Se bastasse un pezzo di carta a renderci migliori!

Mantieni l'equilibrio con te stesso e quindi con gli altri

Se bastasse un pezzo di carta a renderci migliori, a quest’ora saremmo circondati da Premi Nobel e novelli Gandhi, Di certo, non è affatto così…

Se bastasse un pezzo di carta a renderci migliori, a renderci ciò che non saremo mai ne ciò che pretendiamo di dimostrare di essere, a quest’ora saremmo circondati da prossimi Premi Nobel o da persone talmente proiettate nel futuro da considerarsi quasi degli alieni.

Decisamente, però, non è così: non è vantandosi di step dal valore alquanto dubbio che si diventa davvero delle persone degne di questo nome, e se lo dico è perché credo di aver avuto fin troppa esperienza con gente che vantava titoli di studio magari affascinanti all’apparenza, ma vuoti nei dati di fatto.

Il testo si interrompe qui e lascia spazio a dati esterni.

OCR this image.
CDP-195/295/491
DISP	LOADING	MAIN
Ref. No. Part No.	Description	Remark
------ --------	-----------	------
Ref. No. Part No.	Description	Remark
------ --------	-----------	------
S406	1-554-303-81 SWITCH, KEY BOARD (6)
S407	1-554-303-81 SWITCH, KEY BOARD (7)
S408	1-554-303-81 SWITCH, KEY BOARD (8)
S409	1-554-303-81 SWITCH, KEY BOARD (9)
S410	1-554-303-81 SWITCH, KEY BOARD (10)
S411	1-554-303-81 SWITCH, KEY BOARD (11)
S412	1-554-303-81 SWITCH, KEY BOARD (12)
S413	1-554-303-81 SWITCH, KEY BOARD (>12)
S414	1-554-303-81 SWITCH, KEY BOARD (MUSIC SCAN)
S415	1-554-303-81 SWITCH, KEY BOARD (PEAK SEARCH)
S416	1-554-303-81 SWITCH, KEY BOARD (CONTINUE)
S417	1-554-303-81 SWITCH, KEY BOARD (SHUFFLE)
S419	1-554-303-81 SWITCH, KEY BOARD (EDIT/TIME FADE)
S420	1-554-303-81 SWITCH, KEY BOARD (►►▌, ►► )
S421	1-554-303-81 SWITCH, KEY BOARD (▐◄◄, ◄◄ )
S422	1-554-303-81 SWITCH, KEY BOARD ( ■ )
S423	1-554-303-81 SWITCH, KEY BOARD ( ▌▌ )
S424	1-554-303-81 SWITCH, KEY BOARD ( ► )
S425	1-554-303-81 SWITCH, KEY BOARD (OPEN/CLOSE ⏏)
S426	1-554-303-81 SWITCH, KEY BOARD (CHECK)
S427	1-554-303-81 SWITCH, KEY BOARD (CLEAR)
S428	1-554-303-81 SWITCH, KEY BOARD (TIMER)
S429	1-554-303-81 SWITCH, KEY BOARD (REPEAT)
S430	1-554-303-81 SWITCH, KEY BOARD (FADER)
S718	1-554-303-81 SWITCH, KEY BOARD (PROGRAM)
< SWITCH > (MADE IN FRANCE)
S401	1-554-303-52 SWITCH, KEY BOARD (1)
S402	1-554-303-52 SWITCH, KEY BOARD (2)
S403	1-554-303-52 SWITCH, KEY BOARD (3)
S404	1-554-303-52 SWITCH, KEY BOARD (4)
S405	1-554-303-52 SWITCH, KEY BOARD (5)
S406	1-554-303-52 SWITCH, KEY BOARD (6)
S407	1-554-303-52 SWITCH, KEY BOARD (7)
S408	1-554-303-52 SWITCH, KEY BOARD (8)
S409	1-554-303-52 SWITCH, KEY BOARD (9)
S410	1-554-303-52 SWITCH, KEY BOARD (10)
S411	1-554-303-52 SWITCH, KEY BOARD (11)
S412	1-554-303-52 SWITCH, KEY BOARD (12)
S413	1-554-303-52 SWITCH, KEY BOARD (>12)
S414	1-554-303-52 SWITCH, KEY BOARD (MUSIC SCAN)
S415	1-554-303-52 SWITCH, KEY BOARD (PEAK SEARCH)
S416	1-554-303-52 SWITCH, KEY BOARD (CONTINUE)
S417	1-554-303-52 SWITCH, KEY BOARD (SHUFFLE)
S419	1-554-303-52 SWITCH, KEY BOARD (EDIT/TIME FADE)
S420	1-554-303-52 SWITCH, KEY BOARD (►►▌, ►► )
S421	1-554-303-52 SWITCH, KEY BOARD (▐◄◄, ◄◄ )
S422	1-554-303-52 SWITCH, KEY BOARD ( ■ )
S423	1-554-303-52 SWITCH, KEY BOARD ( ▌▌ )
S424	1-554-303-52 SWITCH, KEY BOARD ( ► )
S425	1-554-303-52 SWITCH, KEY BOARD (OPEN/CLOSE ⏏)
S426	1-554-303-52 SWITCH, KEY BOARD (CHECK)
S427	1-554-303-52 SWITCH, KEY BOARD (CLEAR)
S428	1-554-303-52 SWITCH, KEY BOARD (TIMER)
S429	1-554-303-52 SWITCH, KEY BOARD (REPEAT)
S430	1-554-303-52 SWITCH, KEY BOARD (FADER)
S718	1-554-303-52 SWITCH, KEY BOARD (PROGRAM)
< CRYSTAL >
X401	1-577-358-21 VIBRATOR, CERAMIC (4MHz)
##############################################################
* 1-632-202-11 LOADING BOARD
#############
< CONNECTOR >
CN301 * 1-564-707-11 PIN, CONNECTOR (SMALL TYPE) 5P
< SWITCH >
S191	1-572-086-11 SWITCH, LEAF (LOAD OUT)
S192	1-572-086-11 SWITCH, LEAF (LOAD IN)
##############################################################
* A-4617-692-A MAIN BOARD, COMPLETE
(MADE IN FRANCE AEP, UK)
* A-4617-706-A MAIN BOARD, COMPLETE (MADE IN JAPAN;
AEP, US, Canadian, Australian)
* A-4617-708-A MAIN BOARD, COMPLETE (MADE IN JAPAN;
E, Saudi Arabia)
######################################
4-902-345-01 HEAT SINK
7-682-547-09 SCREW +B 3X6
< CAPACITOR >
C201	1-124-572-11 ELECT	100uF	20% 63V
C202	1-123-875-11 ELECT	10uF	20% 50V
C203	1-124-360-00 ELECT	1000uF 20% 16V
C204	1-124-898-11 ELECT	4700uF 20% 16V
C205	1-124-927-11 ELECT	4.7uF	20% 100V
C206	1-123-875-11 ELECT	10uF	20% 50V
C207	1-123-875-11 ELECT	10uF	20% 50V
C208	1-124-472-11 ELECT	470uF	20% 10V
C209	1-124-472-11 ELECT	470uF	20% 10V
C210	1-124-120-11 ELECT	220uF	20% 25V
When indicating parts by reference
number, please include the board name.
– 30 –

Ciò che conta non è apparire, ciò che conta è dimostrare di essere, che è una sfida ben diversa dal tentare di apparire indossando quella che io definisco una maschera sociale, realizzata ad hoc per permettere a chi ci conosce di mostrare solamente quelle parti di noi che intendiamo voler far vedere, nascondendo abilmente tutto ciò che – a conti fatti – rappresenterebbe una sorta di handicap agli occhi altrui, ma ci porterebbe, probabilmente, ad essere persone più vere e molto meno artefatte!

Sei tanto artefatta che ormai sei perfetta!
(Giuni Russo)

E allora, non sarebbe ora di crescere davvero e cominciare a diventare persone concrete, persone che dimostrano – con fatti concreti, tangibili e dimostrabili – quanto valgono, piuttosto che continuare ad ostentare sicurezze e felicità che non esistono nemmeno nei nostri sogni più reconditi?

Ecco: se si partisse già da quest’assunto, molto probabilmente, avremmo a che fare con persone più sincere e – decisamente – più gradevoli. Purtroppo, certi cervelli sono più duri del diamante: cercare di cambiarli o – peggio ancora – è impresa ardua ed impossibile, e – di fatto – è tempo perso!